Clean ammonia, which is produced by reacting clean hydrogen with nitrogen and capturing and sequestering the resulting carbon dioxide (CO2), is gaining momentum. In just the past few months, several more new clean ammonia production projects have been proposed along the U.S. Gulf Coast, many of them made possible by commitments from Japanese and South Korean companies that see the low-carbon fuel as an important part of the Far East’s future energy mix. Taken as a group, the dozen-plus projects now under development have the potential to produce tens of millions of tons of clean ammonia annually, and to create yet another massive energy-export market for U.S. producers. In today’s RBN blog, we discuss the new projects moving forward — and one being put on hold — and what’s driving the clean ammonia market.

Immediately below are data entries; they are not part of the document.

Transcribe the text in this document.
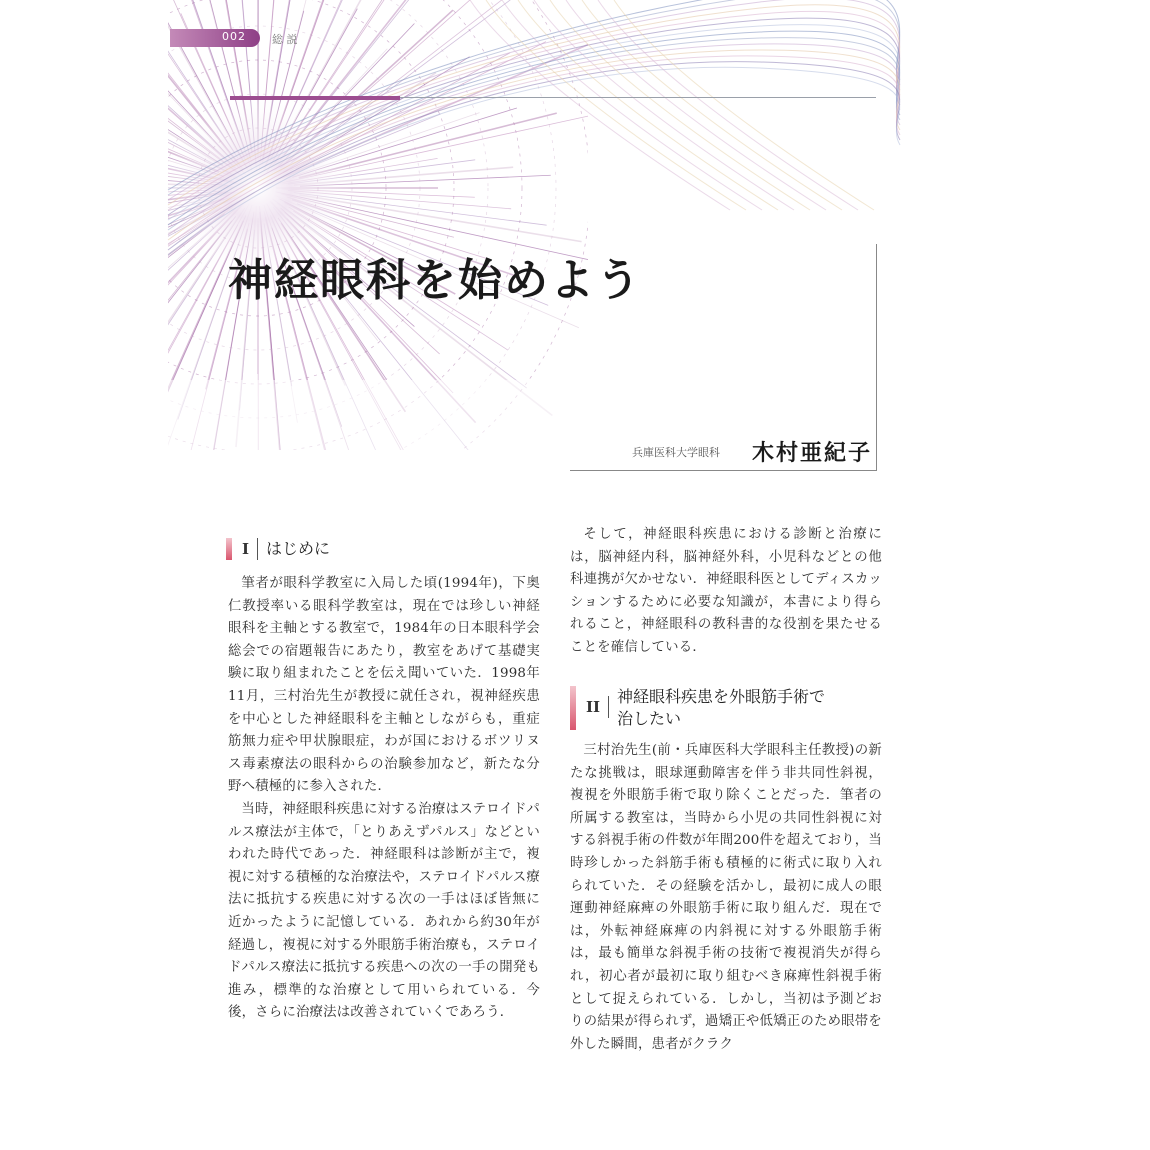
002 総 説
神経眼科を始めよう
兵庫医科大学眼科 木村亜紀子
I	はじめに

筆者が眼科学教室に入局した頃(1994年)，下奥仁教授率いる眼科学教室は，現在では珍しい神経眼科を主軸とする教室で，1984年の日本眼科学会総会での宿題報告にあたり，教室をあげて基礎実験に取り組まれたことを伝え聞いていた．1998年11月，三村治先生が教授に就任され，視神経疾患を中心とした神経眼科を主軸としながらも，重症筋無力症や甲状腺眼症，わが国におけるボツリヌス毒素療法の眼科からの治験参加など，新たな分野へ積極的に参入された．

当時，神経眼科疾患に対する治療はステロイドパルス療法が主体で，「とりあえずパルス」などといわれた時代であった．神経眼科は診断が主で，複視に対する積極的な治療法や，ステロイドパルス療法に抵抗する疾患に対する次の一手はほぼ皆無に近かったように記憶している．あれから約30年が経過し，複視に対する外眼筋手術治療も，ステロイドパルス療法に抵抗する疾患への次の一手の開発も進み，標準的な治療として用いられている．今後，さらに治療法は改善されていくであろう．

そして，神経眼科疾患における診断と治療には，脳神経内科，脳神経外科，小児科などとの他科連携が欠かせない．神経眼科医としてディスカッションするために必要な知識が，本書により得られること，神経眼科の教科書的な役割を果たせることを確信している．

II
神経眼科疾患を外眼筋手術で
治したい

三村治先生(前・兵庫医科大学眼科主任教授)の新たな挑戦は，眼球運動障害を伴う非共同性斜視，複視を外眼筋手術で取り除くことだった．筆者の所属する教室は，当時から小児の共同性斜視に対する斜視手術の件数が年間200件を超えており，当時珍しかった斜筋手術も積極的に術式に取り入れられていた．その経験を活かし，最初に成人の眼運動神経麻痺の外眼筋手術に取り組んだ．現在では，外転神経麻痺の内斜視に対する外眼筋手術は，最も簡単な斜視手術の技術で複視消失が得られ，初心者が最初に取り組むべき麻痺性斜視手術として捉えられている．しかし，当初は予測どおりの結果が得られず，過矯正や低矯正のため眼帯を外した瞬間，患者がクラク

A year and a half ago, in Something to Believe In, we looked at Japan and South Korea’s growing interest in co-firing coal plants with clean ammonia as a way to reduce the plants’ greenhouse gas (GHG) emissions. We emphasized there — and do so again here — that there is a lot of skepticism regarding the outlook for clean hydrogen and clean ammonia as “fuels of the future,” or more specifically about whether these commodities can ever be produced efficiently and cheaply enough — and in sufficient volumes — to result in their widespread use. Also, there’s a lot of concern that co-firing Japanese and South Korean coal plants with clean ammonia would result in only a modest reduction in GHG emissions and would extend the use of coal, which is widely viewed as the dirtiest fossil fuel.
Still, both Japan and South Korea see the co-firing of coal and clean ammonia as an important element in their energy transition plans. Both countries are on pretty much the same timeline, with plans to demonstrate the effectiveness of co-firing by 2027, commercializing the technology and co-firing coal plants with 20% clean ammonia by 2030, ramping up ammonia’s share of the fuel mix through the 2030s and ’40s, and phasing out coal use entirely — and running plants on 100% ammonia — by 2050. (China, the world’s largest coal consumer, also has experimented with clean ammonia co-firing but has no plan in place to shift to that approach.)